On Friday, Joanna was all set to go. On Saturday, she couldn't sign the lease. She'd fantasized about the moment for almost two years: she'd leave her husband, Michael, move in with her lover, Eric, and be bathed in a state of bliss and sensuality that had been sorely missing from her life. Eric had showered her with affection and a sense of importance—attention she'd only ever received from her children, since Michael had excused himself from these gestures, saying he wasn't that kind of guy. Lassitude had gradually crept into her marriage, leaving her feeling more attached to the habit of being married than to the man she'd once loved.

Joanna's transgression was an attempt to recapture what she'd shared previously with Michael and didn't want to live without: a sense of importance and belonging, relief from loneliness, and a feeling that life was basically good. Unfulfilled longings for feelings like these drive many of today's adulterers. Joanna carefully plotted her departure, but when push came to shove, she couldn't do it. She thought about the 24 years she and Michael had been together, their unwavering friendship, his dependability, the comforts of their life, and, most important, her kids—realizing that once she turned her affair into her primary relationship, there'd be no turning back. Often people begin to see what they want to preserve at the moment that their affair is about to come out of hiding. Perhaps not surprisingly, this is also when they realize that the lover was meant to be exactly that: a lover.

Joanna didn't want to leave Michael partly out of fear and partly because she still loved him. It wasn't clear which was stronger, fear or love. "Part of me was very disappointed in myself for not being able to leave Michael, and I wondered if I was letting go of the love of my life," Joanna recalled. "But part of me felt relief that I was going to stay and not destroy my family." Michael alternated between panic and rage, between begging her to stay and chasing her away. "I couldn't believe she was ready to jeopardize everything for this guy, Eric, and I felt trapped because I suspected that her reasons to stay ­didn't have much to do with me. It was more about what we had than about who I was."

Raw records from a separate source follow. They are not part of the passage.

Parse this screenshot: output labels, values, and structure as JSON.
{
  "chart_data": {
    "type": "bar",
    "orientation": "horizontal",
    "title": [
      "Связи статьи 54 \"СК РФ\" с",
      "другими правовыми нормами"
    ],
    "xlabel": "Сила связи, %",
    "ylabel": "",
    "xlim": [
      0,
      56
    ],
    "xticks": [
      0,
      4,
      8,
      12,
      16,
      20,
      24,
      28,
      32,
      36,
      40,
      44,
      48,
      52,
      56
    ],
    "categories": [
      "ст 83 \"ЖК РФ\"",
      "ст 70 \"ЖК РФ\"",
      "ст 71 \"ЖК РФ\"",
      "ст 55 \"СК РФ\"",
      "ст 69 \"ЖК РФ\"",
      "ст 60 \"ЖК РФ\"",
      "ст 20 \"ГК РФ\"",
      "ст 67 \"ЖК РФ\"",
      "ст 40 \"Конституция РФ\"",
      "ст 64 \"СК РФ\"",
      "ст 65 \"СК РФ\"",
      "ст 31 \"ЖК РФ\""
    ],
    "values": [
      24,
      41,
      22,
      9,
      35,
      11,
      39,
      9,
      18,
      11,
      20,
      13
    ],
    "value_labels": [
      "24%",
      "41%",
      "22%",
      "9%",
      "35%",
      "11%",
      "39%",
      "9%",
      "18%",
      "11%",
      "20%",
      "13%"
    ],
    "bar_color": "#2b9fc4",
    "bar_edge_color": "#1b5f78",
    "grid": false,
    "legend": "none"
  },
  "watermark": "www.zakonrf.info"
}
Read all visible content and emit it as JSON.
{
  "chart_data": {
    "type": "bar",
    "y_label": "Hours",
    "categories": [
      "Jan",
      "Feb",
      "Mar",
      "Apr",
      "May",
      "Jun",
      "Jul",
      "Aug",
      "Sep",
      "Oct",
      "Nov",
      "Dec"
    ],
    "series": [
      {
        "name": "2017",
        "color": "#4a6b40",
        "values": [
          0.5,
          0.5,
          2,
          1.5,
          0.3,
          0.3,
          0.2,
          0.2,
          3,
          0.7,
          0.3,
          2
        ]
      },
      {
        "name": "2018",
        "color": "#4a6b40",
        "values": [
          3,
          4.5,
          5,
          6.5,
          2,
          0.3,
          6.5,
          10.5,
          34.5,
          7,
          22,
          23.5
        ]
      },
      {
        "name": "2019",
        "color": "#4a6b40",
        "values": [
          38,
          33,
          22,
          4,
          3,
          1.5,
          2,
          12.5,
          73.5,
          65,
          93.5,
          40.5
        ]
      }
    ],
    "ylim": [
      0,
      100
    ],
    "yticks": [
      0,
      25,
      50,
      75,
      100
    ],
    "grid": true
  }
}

At the core of Joanna's predicament is a conflict of values, inherent in the affair itself, not just in its resolution. When people talk about their fears, often they're really pondering their values. When they say, "I don't want to break up my family," they're also saying that they hold dear family continuity. When they refer to the shared history with their spouse, they express their respect for loyalty and commitment. Following Cupid's arrows is akin to losing one's moral compass, and, in this sense, the affair brings about an identity crisis: how to reconcile the enchantment of an experience with the feeling that it's fundamentally wrong. For Joanna and others in her place, lying and deceiving are more agonizing than thrilling. They don't set out to betray their partners. Sometimes, as in the case of Joanna, they're motivated by a yearning for what they're no longer willing to live without: passion—not in the narrow, sexual sense, but as
a quest for aliveness and erotic vitality. Although a glimmer of passion can be intoxicating, many of us shudder at the prospect of losing everything. The volatility and unpredictability of desire is scary.